A Polícia Civil de Minas Gerais informou que Dantas, como era conhecido ultimamente, fez mais do que mentir a idade nas redes sociais. Ele foi condenado pela Justiça mineira pelo crime de duplo homicídio. Estava cumprindo pena no estado até que, em 2009, foi liberado em uma saída temporária e não retornou mais. Desde então, o assassino era considerado foragido.
Antes de chegar à Bahia, Dantas morou na cidade de Vilhena, em Rondônia, onde está sendo investigado por estelionato. Existe um mandado de prisão expedido pela Justiça de Rondônia contra ele por conta desse crime. Ele fugiu para a Bahia, onde adotou documentos falsos, prestou concurso público para a Secretaria Estadual da Educação (SEC), foi aprovado e assumiu o cargo de professor. Depois, o homicida foi promovido a diretor.
Foram 15 anos foragido até que nesta terça-feira (27) policiais civis de Minas Gerais e da Bahia e policiais federais prenderam Élio Camilo, em casa, por homicídio e estelionato. No momento da prisão, os investigadores identificaram a documentação falsa e acrescentaram o crime de falsidade ideológica à ficha do, agora, ex-diretor.
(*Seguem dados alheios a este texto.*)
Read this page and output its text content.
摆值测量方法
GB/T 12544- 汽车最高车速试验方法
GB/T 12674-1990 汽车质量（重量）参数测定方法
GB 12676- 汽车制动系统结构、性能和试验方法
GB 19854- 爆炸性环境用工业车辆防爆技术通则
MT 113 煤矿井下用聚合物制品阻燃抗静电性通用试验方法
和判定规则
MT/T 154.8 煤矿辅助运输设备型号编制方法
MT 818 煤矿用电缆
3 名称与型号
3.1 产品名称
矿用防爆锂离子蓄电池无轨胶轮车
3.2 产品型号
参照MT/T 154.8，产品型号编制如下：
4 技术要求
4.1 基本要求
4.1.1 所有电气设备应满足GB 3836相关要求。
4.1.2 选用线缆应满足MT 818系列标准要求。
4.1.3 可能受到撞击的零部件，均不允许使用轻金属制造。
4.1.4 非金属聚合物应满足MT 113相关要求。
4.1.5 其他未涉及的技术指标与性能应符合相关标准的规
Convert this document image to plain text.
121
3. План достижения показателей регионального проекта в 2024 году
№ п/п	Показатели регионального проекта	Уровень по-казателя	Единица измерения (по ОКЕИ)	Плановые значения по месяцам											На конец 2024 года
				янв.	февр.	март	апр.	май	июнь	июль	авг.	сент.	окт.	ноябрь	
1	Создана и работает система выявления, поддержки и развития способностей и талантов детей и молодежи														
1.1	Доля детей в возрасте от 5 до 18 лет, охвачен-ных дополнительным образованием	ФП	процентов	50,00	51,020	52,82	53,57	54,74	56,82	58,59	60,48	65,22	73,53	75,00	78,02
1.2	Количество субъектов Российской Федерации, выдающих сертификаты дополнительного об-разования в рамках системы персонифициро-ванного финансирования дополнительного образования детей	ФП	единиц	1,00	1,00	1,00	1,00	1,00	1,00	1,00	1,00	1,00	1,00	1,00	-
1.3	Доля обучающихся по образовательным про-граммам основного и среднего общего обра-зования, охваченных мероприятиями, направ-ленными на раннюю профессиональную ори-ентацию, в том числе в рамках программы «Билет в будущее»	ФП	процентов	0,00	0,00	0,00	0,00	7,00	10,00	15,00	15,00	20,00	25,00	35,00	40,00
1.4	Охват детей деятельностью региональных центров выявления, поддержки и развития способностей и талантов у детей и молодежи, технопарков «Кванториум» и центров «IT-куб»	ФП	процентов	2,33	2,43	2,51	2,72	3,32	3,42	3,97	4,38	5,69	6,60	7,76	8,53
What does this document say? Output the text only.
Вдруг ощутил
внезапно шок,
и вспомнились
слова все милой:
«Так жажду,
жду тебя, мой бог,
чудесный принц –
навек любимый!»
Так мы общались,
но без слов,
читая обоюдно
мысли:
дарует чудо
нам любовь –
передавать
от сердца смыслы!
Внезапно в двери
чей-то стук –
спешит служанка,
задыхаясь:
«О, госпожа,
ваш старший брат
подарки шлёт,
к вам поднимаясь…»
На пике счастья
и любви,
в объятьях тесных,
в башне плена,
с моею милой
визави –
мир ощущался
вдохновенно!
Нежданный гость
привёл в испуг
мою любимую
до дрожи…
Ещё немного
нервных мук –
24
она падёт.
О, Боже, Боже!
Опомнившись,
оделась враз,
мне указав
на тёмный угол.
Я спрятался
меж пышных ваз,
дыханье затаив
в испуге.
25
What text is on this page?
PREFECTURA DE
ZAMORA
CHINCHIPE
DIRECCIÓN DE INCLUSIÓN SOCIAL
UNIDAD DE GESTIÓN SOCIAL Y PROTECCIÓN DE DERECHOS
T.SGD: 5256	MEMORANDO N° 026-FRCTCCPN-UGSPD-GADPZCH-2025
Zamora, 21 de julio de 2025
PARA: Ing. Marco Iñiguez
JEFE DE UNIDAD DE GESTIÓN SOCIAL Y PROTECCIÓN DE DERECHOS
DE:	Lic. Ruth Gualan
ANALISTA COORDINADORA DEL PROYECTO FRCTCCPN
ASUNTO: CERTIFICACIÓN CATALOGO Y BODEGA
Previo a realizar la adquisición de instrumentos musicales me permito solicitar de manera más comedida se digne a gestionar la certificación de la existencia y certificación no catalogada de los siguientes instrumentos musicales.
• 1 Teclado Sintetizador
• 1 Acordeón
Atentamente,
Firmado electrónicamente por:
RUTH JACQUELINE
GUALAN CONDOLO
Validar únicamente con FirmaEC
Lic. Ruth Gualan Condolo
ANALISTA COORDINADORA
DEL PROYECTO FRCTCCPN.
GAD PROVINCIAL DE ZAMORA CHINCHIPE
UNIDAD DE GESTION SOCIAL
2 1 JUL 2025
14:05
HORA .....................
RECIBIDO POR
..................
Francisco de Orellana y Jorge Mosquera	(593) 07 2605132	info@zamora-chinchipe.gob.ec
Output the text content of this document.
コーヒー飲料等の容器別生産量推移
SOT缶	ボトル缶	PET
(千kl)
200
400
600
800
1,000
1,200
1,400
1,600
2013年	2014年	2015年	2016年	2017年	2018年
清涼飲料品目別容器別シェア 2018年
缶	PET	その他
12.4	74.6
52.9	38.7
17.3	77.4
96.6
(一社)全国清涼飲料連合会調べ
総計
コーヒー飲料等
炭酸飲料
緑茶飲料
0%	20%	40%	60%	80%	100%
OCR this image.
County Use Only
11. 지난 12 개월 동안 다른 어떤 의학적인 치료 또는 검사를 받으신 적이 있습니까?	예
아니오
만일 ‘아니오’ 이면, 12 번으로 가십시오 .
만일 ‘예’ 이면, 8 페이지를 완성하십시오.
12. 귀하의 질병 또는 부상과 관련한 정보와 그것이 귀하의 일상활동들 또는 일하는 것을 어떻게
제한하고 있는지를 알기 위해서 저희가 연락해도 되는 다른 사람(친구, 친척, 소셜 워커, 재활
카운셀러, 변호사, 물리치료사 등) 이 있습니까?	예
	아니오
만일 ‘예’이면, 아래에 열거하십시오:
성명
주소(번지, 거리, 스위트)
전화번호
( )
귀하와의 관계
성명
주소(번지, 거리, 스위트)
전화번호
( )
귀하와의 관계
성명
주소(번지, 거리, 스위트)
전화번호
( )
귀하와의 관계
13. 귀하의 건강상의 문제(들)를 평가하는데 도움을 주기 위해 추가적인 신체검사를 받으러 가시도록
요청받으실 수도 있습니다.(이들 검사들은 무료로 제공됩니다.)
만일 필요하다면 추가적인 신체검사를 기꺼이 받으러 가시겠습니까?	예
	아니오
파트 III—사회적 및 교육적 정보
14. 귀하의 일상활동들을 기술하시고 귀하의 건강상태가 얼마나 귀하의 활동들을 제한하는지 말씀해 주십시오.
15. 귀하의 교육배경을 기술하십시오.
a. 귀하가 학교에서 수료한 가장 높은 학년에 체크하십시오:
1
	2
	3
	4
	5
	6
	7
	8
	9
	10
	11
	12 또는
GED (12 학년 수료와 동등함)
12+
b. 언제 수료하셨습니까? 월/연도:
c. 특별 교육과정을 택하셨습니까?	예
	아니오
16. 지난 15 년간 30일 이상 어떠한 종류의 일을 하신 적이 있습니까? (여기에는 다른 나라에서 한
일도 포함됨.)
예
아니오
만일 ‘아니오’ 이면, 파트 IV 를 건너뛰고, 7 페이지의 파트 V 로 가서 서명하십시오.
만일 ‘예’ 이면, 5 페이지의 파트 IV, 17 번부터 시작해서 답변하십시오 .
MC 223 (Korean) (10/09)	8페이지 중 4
Logo após a notícia da prisão a reação da comunidade escolar foi de incredulidade.
Choque
Colegas de trabalho e estudantes contaram que foram surpreendidos, disseram que não perceberam sinais e cobraram um posicionamento mais firme da Secretaria. Alunos do Colégio Estadual de Tempo Integral Octacílio Manoel Gomes (CEOMG), onde Dantas exercia o cargo de diretor, publicaram uma nota de repúdio cobrando mais transparência nas informações.
"Estamos profundamente chocados e envergonhados com a recente prisão do nosso diretor, acusado de crimes graves", começa a nota. Os estudantes dizem que "é inaceitável que uma pessoa com o histórico tão criminoso tenha liderado nossa escola por tantos anos" e afirmam que a direção do colégio e o Núcleo Territorial de Educação (NTE) estão lidando com a situação "de forma inadequada".
"Queremos deixar claro que não nos sentimos confortáveis em retornar à escola no dia seguinte sem que haja uma resposta clara e transparente sobre o que aconteceu. Essa situação não pode ser tratada como se nada tivesse ocorrido. A falta de comunicação e a tentativa de esconder os fatos são uma falta de respeito com todos os alunos, que merecem saber a verdade", diz a nota.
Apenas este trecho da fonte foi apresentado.